The following passage opens the Eziba catalog of multicultural home furnishings and jewelry. It is a dialogue between M'Earth and Bill Miller, Eziba's CEO.
"Ouch" is right. Hand slaps forehead. Once: call it amused disgust. Twice: call it the evolution of an argument for why this entire catalog is downright disturbing.
Mulling over Eziba, the reader initially has a hard time arriving at an encompassing expression of wordstyle that embodies why the catalog feels so totally messed up.
Maybe it's the use of "wordstyle." Maybe it's the mindfulness. But no, there's something else at work.
After all, the stuff is nice stuff, right? It really is nice, if you're into diamond-woven ottomans, and Yixing clay tea sets, and Ashanti collapsible baskets. It probably helps if you're a white woman, aged 45-60, with a total household income of $75,000-$150,000, living in an urban or suburban area. But it still seems pretty nice.
And God, the descriptions are really respectful. All these world cultures! With such beautiful things! And think of the mostly female artisans, working in developing countries! The catalog certainly seems to "honor diverse communities," as co-founder and Vice President Amber Chand so succinctly puts it.
Or does it?
In the world of Eziba, it doesn't matter what culture you're from. You may be from India, or the Czech Republic, or Ghana, or the long-dead Chancay culture of Peru, but you exist for one reason only: to make attractive household tsotchkes for Americans.
But what's wrong with that?
We live in a culture where people eat nachos in the morning and, come evening, stuff themselves with Twinkies while staring at Internet pornography. Where we drive big, ugly SUVs slowly over gridlocked highways. Where we barely know how to cook a meal anymore, and it doesn't matter. Where most of us wouldn't recognize a Colombian ceremonial bowl it if were filled with poop and dropped on our heads.
But the problem with Eziba is that after you've bought the ceremonial bowl, you still don't know anything about the ceremony. You don't really know anything about the people who once made the bowl. You have enough information to glibly toss off the nature of the object, and that's it.
A culture has become a decorative flourish.
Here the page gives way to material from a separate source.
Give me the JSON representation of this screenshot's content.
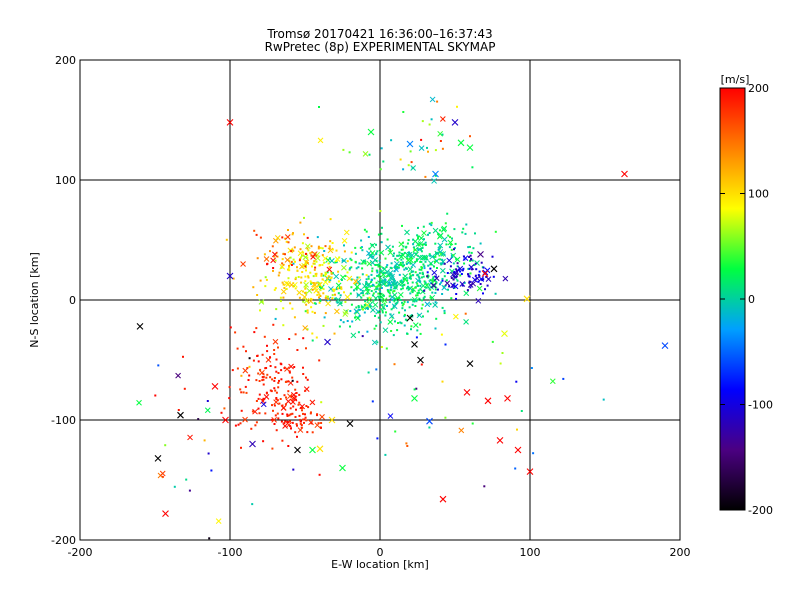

But what's wrong with that?
In its constant, hand-wringing effort to pay tribute to the beautiful, diverse, special cultures of the world, Eziba has ground them up into a colorful but pasteurized paste. World cultures are drained of their unique attributes and rendered down to a glossy global chic, spread around as fertilizer for the growing of money.
In some of these cultures, warriors used to eat their dead enemies in order to gain strength.
But you're not going to pick that up while shopping on Eziba. If a factoid doesn't inspire you with a Mr. Miyagiesque sense of respectful, adoring wonder and an urge to splurge, it isn't in the catalog.
Some of these cultures developed sophisticated astronomical techniques. Some of them traded in slaves. Some of them mutilated their women. Some of them farmed the Earth in peace. That's all wiped clean in order to sell Tibetan Portable Altars (#1008146, $20).
What the hell do we know about Tibetan altars? Can we rest Buddha on the Jaz Drive to bless our computers? How would we feel if Tibetans used Eastern Orthodox icons as tea coasters?
As soon as you put a culture into a box no matter how pretty or tasteful that box may be you have obscured its essence. The essence of human culture is humanity. Humanity is failure, petty squabbles, prejudice and blood-curdling savagery. It's also innovation, community pride, exploration and the celebration of God.
Reduce a culture to trinkets, and you blur the nuance into nothingness.
To be fair, Eziba is trying to sell us stuff. Their technique is known as "marketing." Selling the exotic is a human tradition that dates back to antiquity. Moreover, an undisclosed portion of their stock is given to the Eziba Foundation, dedicated to improving artisans' lives in developing countries. That's damn respectable.
Perhaps the only thing really wrong with Eziba, when you compare it to the cultural muck and garbage we swim through every day, is that it almost teaches us something important, and that's frustrating. It leans over sincerely, with the opportunity and apparent intention to teach us about the many interesting artifacts it offers.
But all it whispers is a label and a price.